IDEAS Alum: Spoiler Alert featured in the Boston Globe
While students at MIT, Spoiler Alert co-founders participated in the PKG Center’s IDEAS Social Innovation Challenge. Spoiler Alert is a platform that aims to reduce food waste to increase access to affordable foods. Read the full article about this IDEAS Alum and their impact on the Boston Globe website. Spoiler Alert was also recently recently featured in this MIT News article.
Over the past year and a half, the nation’s food chain has been upended by the pandemic, with supply woes disrupting grocery stores and a hunger crisis hitting Americans hard. And a number of major food brands have turned to Boston-based Spoiler Alert to make sense of it all, rerouting food that might have been wasted to the places that can use it most.
The 15-person startup has worked with the likes of Nestlé, Kraft Heinz, Campbell Soup Company, and Danone North America to save more than 200 million pounds of food that might have gone wasted. On Wednesday, citing that success, Spoiler Alert announced that it had raised an $11 million Series A funding round, money it will use to keep growing.
“The pandemic and certainly supply chain constraints have had disproportionate impacts on waste,” said Ricky Ashenfelter, Spoiler Alert’s cofounder and chief executive officer. “[The $11 million] allows us to scale our team, build out the platform, further invest in continuing innovation,” he said. “And to keep more and more food from heading to the dump or destruction.”
When Spoiler Alert launched out of MIT in 2015, its original focus was building software to help food manufacturers find ways to donate items they might otherwise toss out.

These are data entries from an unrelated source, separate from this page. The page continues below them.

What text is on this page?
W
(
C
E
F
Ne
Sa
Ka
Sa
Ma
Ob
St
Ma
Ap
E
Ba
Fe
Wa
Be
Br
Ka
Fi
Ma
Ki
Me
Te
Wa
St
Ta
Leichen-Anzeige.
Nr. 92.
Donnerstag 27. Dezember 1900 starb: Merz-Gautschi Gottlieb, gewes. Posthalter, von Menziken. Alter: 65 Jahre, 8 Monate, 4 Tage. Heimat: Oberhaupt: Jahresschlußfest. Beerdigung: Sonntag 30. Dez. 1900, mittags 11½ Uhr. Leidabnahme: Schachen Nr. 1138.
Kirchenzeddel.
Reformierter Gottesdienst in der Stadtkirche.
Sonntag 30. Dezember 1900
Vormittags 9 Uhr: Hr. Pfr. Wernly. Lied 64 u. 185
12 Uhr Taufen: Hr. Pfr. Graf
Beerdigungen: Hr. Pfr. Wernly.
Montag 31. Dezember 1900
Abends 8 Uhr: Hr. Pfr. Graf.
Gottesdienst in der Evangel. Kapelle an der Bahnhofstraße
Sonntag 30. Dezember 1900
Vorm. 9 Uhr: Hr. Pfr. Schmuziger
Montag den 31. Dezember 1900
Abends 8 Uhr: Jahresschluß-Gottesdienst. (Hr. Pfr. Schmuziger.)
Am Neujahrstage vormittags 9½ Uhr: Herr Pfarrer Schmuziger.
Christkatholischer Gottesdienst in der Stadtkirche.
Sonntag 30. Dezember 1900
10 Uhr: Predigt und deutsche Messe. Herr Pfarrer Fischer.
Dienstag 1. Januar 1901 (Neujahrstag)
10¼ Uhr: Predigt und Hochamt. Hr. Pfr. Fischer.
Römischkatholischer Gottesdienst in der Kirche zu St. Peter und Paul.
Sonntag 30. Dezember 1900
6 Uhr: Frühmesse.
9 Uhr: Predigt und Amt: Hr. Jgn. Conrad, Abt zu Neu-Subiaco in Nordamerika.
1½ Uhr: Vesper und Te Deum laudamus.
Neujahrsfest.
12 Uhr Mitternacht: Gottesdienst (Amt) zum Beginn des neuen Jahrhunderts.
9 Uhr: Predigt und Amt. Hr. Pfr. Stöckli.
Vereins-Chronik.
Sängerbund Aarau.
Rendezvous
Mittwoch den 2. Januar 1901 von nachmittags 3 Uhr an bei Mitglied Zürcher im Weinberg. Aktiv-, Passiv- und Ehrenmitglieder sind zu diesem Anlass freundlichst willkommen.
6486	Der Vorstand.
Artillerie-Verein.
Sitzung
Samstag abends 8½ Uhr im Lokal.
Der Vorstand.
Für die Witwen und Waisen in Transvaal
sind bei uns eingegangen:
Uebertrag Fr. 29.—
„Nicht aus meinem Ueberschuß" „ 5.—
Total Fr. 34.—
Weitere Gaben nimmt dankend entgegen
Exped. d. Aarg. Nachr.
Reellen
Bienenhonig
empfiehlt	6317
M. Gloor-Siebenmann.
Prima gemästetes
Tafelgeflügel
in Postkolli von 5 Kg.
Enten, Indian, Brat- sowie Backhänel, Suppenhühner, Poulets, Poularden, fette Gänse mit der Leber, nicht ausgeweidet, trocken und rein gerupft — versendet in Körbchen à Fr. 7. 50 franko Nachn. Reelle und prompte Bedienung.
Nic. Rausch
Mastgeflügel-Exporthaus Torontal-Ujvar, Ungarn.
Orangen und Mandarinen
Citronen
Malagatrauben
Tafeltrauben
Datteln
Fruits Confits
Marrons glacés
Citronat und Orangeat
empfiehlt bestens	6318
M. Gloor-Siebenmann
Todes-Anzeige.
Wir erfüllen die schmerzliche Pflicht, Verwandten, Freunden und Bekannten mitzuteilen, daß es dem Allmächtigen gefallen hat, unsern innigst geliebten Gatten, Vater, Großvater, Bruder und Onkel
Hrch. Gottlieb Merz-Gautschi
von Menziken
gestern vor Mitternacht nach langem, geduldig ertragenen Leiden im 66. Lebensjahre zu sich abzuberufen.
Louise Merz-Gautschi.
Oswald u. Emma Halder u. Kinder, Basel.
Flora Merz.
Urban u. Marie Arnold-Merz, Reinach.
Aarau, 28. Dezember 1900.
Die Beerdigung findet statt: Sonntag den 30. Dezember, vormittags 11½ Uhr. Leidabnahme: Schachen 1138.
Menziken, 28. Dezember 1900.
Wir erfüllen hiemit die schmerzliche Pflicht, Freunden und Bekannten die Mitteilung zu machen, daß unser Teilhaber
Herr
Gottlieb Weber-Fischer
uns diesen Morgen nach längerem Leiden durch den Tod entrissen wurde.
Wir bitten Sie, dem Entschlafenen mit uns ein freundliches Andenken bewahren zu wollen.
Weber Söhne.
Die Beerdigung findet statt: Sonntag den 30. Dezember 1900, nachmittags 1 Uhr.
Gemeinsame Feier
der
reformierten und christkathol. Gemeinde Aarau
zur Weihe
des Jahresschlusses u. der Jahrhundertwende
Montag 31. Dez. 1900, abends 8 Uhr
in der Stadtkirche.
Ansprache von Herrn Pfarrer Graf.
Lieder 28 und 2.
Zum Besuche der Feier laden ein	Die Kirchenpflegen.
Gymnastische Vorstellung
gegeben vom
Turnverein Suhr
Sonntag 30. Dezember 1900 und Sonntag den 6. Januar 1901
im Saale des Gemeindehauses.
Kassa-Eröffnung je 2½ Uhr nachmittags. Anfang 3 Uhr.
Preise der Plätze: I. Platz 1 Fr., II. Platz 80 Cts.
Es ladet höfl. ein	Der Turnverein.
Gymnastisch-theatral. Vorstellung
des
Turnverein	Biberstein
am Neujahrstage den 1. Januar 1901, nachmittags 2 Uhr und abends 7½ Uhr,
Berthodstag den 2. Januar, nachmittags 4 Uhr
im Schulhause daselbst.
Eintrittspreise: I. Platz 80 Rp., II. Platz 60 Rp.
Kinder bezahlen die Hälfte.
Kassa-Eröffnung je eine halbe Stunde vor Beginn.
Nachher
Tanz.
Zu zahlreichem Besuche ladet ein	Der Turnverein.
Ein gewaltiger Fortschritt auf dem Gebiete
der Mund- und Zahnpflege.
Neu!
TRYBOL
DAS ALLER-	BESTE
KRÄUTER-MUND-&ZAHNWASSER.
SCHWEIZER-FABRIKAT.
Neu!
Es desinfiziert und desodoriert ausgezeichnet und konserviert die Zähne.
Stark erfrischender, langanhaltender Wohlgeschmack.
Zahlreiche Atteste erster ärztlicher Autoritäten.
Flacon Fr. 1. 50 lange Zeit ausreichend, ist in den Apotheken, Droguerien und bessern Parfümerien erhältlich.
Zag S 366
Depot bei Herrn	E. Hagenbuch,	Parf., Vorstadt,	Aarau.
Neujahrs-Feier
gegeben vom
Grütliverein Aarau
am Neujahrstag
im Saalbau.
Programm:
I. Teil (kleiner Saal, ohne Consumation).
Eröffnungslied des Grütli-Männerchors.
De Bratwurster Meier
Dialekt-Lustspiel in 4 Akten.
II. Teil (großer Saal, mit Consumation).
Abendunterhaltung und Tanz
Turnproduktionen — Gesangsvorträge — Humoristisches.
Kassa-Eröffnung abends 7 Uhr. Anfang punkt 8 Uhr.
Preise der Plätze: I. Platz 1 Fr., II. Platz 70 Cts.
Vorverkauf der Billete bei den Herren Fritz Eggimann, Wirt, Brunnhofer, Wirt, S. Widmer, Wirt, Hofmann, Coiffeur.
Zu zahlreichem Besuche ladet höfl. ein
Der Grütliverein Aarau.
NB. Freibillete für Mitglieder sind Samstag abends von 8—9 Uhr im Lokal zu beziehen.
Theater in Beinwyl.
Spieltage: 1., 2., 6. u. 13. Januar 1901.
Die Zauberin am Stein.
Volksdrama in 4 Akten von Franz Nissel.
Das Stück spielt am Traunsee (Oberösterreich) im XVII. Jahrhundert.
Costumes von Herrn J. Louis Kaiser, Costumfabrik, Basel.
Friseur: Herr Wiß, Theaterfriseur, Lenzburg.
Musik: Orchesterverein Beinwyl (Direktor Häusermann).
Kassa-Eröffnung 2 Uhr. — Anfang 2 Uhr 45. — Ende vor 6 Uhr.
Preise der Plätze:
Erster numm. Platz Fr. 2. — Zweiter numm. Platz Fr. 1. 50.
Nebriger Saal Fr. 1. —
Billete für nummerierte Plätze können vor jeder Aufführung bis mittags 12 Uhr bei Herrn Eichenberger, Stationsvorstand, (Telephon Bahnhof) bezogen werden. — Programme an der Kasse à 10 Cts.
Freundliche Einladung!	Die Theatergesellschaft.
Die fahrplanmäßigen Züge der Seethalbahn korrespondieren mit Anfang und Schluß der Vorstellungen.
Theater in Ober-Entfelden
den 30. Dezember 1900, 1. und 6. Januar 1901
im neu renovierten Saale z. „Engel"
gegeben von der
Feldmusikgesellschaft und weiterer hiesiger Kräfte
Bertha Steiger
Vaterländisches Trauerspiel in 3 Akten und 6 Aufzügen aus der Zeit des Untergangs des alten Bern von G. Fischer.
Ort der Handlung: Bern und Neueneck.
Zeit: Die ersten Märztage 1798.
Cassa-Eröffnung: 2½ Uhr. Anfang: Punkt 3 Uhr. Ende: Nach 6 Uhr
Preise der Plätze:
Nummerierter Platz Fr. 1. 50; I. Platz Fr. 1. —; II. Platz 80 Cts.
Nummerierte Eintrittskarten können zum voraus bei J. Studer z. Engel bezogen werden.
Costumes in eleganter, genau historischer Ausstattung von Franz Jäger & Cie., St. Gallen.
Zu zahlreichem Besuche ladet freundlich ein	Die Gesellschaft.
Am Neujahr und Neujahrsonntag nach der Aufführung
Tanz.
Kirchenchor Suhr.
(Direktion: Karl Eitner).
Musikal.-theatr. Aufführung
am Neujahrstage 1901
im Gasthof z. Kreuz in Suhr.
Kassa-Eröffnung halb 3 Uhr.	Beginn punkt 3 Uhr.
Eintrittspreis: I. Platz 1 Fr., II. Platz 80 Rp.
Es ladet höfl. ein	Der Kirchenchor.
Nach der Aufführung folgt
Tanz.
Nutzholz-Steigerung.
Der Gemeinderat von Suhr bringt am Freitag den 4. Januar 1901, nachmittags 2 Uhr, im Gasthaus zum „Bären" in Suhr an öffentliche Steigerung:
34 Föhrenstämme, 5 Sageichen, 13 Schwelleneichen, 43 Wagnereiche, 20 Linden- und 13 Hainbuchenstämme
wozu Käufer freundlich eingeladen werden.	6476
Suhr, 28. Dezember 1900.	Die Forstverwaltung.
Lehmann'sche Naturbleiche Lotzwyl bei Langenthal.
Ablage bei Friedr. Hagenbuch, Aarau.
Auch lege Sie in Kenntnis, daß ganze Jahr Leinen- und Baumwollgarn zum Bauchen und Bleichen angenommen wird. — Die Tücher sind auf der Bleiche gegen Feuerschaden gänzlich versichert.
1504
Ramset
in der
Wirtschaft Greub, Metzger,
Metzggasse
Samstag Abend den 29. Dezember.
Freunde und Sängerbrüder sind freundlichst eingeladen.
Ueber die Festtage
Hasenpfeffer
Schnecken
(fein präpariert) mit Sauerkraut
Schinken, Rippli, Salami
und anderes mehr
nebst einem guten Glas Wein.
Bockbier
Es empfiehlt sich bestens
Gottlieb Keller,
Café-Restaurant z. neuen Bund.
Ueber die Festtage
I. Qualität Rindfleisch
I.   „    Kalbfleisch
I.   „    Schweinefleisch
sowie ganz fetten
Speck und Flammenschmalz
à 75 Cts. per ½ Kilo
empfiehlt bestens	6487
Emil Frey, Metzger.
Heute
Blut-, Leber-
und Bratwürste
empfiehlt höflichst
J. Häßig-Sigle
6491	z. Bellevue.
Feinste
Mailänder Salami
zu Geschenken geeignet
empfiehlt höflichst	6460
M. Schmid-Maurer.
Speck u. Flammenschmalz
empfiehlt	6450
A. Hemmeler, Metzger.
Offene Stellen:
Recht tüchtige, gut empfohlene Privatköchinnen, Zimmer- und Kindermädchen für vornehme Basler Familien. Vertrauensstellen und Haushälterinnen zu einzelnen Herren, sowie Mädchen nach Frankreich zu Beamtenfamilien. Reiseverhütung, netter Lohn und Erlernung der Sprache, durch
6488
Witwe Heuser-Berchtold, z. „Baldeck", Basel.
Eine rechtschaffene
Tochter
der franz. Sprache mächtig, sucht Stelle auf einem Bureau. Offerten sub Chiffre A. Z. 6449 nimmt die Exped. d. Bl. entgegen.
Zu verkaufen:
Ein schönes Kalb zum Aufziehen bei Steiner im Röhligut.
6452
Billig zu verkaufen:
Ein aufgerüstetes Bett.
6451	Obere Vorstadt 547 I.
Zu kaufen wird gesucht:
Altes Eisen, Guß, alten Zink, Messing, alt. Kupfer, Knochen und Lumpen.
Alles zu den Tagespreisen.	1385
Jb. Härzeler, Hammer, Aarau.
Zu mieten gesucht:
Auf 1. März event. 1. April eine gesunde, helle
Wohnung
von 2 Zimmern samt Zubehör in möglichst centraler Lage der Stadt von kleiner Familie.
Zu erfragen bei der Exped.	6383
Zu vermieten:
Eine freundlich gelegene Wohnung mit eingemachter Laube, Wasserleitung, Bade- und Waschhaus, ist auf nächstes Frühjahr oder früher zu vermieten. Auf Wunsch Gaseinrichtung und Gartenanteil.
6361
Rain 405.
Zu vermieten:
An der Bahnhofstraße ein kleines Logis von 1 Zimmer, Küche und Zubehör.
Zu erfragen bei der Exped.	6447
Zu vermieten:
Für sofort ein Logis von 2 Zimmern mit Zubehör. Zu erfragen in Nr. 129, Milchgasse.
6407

But after working closely with those companies, they learned that donations weren’t the only way for brands to move excess products.
“Organizations like Whole Foods, Walmart, and other primary retailers tell manufacturers that they want a certain number of guaranteed days of shelf life of product before it comes into their grocery store,” Ashenfelter explained. “That might be 20 or 30 days for dairy products. It might be 60 or 90 days for certain shelf-stable-type products.”
But when the production gets delayed — perhaps because of supply chain slowdown —the big stores won’t accept items, because it’s not worthwhile to stock a tub of yogurt that’s only good for two weeks instead of three.
Now there’s a growing network of secondary “value channel” marketplaces willing to buy these excess items. Spoiler Alert’s business-to-business software acts as a marketplace, letting big brands sell surplus food to stores such as Ollie’s Bargain Barn, Grocery Outlet, and Ocean State Job Lots, or direct-to-consumer produce companies such as Misfits Market. It also works with nonprofits like the Daily Table grocery store and food bank networks across the country to ensure that excess products get to those in need.